We call it “The Cat Crazies” at our house. It can happen at any moment. Fortunately for us, it doesn’t happen often in the middle of the night.
You also get the texts because you have other people living in the house with you. Get rid of the people and you get rid of the texts. (this is not a course I recommend BTW)
It’s kind of awesome seeing that this conversation is somewhat universal. Our Smudge is named Max. Well, unless Phoenix is standing in. He’s 7 but still has feisty moments.
I think it is largely a tomcat thing. My current cat is a queen, silky soft, sleeps all night under the covers with me, purring. My former cat, the magnificent Charlie Bigfoot (way too many toes) would go out the catdoor, walk around the building, come up the front stairs and yowl loudly at the front door to be let in. At 2 in the morning. Major trouble, that cat — I still miss him.

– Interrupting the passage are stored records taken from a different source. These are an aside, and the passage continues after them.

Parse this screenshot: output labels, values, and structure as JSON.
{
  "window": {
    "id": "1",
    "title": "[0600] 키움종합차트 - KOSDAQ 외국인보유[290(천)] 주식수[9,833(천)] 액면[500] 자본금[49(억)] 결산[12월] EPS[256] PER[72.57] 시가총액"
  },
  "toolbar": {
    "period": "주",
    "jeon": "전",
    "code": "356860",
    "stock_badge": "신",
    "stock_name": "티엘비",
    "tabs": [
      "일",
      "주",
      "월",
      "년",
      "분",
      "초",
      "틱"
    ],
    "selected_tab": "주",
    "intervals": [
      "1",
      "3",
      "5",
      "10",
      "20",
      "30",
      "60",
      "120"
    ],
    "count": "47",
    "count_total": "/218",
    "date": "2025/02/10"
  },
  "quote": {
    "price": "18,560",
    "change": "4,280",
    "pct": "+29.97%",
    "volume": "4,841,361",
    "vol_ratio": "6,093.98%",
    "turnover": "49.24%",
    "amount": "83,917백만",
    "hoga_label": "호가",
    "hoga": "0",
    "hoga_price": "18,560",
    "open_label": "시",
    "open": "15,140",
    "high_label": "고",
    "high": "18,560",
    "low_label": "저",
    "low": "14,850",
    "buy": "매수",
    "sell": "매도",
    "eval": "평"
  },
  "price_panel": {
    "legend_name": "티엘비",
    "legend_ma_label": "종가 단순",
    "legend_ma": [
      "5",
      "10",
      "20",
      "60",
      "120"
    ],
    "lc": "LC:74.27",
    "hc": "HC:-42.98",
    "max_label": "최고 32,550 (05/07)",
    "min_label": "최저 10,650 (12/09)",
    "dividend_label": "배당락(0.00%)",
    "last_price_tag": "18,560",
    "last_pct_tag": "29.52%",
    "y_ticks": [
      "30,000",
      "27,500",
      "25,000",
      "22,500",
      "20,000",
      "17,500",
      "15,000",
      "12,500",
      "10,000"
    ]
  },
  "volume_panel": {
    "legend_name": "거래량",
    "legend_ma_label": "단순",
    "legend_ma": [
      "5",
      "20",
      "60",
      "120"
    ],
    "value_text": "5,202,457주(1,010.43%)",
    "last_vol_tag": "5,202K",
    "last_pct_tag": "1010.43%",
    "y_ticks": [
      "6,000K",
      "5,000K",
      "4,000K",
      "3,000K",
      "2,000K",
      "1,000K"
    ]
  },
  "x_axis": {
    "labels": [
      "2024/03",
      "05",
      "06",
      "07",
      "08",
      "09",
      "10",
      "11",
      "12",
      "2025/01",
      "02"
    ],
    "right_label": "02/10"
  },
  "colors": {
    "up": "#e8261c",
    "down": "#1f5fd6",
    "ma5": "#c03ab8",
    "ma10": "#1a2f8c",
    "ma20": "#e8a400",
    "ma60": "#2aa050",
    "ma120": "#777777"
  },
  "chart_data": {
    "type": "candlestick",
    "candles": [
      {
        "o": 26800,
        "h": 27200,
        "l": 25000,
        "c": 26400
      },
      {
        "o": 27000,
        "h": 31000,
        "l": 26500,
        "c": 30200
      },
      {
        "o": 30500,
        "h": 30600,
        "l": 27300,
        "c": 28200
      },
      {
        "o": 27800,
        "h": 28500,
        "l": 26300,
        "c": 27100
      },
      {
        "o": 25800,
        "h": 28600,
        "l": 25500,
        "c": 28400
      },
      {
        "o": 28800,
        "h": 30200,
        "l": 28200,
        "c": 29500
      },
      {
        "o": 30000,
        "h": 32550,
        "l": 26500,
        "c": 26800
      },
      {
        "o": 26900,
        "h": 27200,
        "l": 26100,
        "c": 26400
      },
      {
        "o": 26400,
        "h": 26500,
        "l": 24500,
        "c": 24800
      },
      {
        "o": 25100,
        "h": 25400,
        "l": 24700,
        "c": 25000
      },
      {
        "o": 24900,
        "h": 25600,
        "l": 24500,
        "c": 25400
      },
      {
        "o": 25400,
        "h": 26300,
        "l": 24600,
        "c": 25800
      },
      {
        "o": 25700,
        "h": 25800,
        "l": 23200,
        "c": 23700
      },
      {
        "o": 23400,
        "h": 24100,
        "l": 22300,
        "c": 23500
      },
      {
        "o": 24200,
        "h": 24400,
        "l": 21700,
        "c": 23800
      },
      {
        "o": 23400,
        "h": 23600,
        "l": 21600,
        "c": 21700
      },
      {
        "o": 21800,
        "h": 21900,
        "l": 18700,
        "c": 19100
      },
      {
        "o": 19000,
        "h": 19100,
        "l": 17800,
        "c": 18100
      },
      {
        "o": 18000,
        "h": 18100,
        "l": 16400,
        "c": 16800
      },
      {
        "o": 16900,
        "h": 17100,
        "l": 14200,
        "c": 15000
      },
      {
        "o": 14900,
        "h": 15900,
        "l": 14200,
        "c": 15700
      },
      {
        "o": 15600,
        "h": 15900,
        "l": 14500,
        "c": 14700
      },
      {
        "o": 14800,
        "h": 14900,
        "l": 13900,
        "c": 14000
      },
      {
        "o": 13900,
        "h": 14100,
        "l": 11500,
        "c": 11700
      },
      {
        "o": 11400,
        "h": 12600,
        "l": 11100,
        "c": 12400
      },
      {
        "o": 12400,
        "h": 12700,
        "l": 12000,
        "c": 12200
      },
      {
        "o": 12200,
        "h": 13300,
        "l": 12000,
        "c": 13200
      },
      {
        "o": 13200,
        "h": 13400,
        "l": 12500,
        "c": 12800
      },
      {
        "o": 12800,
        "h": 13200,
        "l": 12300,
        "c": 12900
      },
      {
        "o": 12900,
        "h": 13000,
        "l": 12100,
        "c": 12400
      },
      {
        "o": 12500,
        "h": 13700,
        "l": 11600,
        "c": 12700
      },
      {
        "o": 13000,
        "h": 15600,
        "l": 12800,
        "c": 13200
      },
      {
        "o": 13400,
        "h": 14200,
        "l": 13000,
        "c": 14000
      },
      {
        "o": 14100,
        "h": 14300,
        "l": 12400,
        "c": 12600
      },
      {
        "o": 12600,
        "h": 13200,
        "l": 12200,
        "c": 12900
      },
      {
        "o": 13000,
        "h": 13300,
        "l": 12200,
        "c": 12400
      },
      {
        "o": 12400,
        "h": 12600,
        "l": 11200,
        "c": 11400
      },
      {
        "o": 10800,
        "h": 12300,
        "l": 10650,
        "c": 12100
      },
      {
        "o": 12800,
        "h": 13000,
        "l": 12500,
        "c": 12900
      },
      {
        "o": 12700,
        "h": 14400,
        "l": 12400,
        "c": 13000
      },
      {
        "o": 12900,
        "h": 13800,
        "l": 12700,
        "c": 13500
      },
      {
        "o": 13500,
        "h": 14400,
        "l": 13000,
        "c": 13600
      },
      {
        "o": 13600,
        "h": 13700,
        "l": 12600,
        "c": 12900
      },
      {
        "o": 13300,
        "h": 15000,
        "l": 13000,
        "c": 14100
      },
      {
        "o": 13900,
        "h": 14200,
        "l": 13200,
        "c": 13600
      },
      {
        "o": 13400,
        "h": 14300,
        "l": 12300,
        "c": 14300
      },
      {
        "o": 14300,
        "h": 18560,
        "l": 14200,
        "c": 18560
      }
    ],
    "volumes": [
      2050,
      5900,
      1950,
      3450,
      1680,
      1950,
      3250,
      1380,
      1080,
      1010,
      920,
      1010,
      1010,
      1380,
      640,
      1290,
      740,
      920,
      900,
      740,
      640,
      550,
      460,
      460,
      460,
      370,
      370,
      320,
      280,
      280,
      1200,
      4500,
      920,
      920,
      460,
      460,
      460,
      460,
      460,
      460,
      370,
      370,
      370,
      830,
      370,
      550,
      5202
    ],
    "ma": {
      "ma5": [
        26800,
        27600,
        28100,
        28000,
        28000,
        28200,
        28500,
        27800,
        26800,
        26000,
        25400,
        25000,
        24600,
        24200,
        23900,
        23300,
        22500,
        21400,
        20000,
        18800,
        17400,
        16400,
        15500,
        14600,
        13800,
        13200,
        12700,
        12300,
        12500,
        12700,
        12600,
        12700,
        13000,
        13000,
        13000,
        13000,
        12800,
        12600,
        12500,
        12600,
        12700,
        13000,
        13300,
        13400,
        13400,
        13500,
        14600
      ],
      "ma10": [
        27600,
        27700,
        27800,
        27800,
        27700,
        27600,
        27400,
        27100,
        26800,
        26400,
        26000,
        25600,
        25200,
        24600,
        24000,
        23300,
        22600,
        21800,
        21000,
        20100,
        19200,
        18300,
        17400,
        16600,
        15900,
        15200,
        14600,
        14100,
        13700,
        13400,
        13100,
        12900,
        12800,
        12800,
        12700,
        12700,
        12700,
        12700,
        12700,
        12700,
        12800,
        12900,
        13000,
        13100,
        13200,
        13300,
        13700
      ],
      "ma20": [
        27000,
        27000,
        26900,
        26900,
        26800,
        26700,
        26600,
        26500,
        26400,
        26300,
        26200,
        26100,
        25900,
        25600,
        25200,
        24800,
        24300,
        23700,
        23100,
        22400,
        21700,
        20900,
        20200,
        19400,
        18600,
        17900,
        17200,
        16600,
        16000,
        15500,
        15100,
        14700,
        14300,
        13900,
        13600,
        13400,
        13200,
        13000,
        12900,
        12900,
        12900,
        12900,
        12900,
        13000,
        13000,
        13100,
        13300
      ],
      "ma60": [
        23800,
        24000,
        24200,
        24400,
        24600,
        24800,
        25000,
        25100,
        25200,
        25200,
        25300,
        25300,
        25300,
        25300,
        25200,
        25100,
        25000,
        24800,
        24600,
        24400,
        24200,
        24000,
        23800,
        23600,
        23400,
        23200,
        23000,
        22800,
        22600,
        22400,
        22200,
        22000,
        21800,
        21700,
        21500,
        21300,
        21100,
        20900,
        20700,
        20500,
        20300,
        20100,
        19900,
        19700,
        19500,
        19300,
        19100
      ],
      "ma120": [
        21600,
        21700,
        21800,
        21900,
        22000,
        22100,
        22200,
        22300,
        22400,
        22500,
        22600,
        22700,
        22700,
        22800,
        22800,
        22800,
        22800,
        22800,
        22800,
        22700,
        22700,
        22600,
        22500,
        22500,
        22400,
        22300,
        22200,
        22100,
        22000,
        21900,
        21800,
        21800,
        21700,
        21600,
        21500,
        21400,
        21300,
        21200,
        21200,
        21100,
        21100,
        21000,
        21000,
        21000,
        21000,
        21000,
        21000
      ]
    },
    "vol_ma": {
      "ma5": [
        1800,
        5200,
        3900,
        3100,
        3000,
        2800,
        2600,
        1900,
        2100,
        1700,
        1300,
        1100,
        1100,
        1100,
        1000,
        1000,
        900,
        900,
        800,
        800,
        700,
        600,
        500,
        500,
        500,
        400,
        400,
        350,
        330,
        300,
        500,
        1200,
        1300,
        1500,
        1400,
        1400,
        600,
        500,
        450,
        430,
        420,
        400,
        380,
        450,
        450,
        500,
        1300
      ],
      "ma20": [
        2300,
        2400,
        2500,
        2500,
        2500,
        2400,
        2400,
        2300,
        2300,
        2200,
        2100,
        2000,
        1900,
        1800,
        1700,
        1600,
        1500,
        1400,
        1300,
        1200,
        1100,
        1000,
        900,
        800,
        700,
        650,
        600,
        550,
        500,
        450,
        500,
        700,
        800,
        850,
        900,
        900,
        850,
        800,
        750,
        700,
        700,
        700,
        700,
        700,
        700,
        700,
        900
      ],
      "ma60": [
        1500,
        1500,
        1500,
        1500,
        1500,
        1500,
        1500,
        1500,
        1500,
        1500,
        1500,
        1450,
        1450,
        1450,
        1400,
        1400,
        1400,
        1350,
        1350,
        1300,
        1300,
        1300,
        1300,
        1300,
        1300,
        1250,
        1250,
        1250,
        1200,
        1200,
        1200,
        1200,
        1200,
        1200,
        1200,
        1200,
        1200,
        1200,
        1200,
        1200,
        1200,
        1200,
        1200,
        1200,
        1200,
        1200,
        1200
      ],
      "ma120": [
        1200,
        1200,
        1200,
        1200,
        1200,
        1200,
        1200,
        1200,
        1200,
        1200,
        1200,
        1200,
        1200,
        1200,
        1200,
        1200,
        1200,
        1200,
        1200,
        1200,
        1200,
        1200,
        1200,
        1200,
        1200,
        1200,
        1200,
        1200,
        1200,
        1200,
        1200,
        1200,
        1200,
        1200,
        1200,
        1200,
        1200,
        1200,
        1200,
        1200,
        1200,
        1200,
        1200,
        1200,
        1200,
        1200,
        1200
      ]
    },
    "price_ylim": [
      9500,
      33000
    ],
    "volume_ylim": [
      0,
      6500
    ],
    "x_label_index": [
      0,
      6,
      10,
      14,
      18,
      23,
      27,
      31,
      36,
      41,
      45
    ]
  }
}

We have an elderly cat that recently went mostly deaf. She used to be very quiet cat, but now, when she can’t hear where her humans are, she YOOOOOWWWWLLLS at the top of her lungs. Sounds like she’s being murdered. It wakes me up from two flights of stairs away!
Hugs and scritches to Smudge!
Also, this is partly how our youngest cat’s name went from Malcolm (For Mal Reynolds) to DammitMalcolm. He was berserk as a kitten.
Now, he’s a 27-pound heffalump.
My cat is 14.5 years old, and he’s been a complete and utter asshole his entire life. (I’ve had him since he was about 8 weeks old.) I daresay he’s gotten steadily worse over the years. He’s being a total dick as I type this, because he wants me to go to bed so he has a heat source to sleep with.
This does not mean I don’t adore him. I love him madly. But “my cat will grow out of it” is not a sure thing.
The males mostly sleep on the bed and block us from moving our legs; it’s the female who sometimes decides she needs a treat in the wee hours after she’s done prowling the house for the night. This is communicated by low growls, licking and nibbling. (They are all pretty young; so I cannot do an age comparison.)